Remaining atmospheric nuclear radiation blew over the Pacific coast of the United States around March 17. Radioactive particles that remained aloft completed their first round-the-globe trip by March 24.
Kyodo via The Mainichi Daily News:
A screen capture of a map released on Nov. 11 by the Ministry of Education, Culture, Sports, Science and Technology displaying accumulated radioactive cesium levels in eastern Japan. (Image: Mainichi)
Half of radioactive materials from Fukushima fell into sea: study
November, 17, 2011
TOKYO (Kyodo) -- More than half of the radioactive materials that were emitted into the atmosphere in the days after the Fukushima nuclear disaster have since fallen into the ocean, according to a recent simulation by a team of researchers.
Between 70 and 80 percent of the radioactive cesium from the Fukushima Daiichi power plant in Fukushima Prefecture had fallen into the sea by April, with the rest having fallen on land, according to the simulation done by the Meteorological Research Institute in Tsukuba, Ibaraki Prefecture, and other researchers.
"The Fukushima nuclear power plant is located on the eastern edge of Japan, so only small amounts ended up falling on land because (such materials) get carried by the westerlies between March and April," said Yasumichi Tanaka, a senior researcher at the Japan Meteorological Agency institute and a member of the research team.
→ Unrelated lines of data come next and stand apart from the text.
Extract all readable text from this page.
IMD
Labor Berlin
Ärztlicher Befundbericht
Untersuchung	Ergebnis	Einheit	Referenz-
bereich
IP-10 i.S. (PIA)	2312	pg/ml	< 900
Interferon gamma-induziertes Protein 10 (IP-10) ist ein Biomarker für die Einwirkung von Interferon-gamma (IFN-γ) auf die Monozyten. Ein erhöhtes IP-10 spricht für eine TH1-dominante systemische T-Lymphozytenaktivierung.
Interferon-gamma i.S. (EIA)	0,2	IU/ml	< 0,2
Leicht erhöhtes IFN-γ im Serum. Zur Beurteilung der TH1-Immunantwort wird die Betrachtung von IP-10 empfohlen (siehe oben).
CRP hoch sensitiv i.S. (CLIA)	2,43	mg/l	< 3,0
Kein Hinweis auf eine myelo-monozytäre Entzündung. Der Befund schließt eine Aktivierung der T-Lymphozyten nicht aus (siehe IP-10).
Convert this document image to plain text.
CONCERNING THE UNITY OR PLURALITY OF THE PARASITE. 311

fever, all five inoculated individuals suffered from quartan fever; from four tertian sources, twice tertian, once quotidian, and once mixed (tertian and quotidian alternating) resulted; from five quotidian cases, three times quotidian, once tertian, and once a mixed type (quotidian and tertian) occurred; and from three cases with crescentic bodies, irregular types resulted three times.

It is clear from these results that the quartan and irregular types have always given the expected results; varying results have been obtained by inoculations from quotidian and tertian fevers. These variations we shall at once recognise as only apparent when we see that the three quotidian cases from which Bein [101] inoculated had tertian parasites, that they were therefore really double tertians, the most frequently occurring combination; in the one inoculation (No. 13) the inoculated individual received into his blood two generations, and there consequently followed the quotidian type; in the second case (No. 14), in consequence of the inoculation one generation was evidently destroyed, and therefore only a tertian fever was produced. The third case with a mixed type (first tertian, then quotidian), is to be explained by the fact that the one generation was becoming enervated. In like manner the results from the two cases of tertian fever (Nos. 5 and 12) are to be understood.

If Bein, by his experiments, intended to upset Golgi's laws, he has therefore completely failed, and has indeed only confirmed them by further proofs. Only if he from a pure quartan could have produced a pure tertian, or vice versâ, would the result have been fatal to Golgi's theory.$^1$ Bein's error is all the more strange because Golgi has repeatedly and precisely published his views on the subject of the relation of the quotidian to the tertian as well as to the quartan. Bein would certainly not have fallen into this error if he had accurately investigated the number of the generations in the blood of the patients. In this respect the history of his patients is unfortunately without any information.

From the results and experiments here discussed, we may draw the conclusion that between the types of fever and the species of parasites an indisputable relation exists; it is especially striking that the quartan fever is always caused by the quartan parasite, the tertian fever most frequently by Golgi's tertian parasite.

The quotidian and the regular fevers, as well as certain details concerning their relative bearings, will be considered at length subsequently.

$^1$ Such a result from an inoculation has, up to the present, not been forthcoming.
However, it suggests the fallout that did not make landfall polluted the ocean, he added.
A simulation model applied in the study was developed by the institute and the agency, and was used to see how such radioactive isotopes as cesium-131, cesium-134 and cesium-137 got dispersed in the days after the disaster triggered by the March 11 earthquake and tsunami.
On the premise that the materials were dispersed with each particle being the size of less than 1 micrometer, the simulation showed they largely completed a trip around the globe in roughly 10 days after first crossing the Pacific.
Once released into the atmosphere, the materials were dispersed mostly northbound and reached the western coast of the mainland United States around March 17 after passing through eastern Russia and Alaska, according to the simulation. They are likely to have largely completed a round-the Earth trip around March 24.
Most of the radioactive materials fell with rain as they got carried through the atmosphere, the study showed, saying that about 65 percent of the cesium-131 released into the air in the disaster has since fallen into the sea.
The results of the study will be presented to an academic meeting in Nagoya that began Wednesday.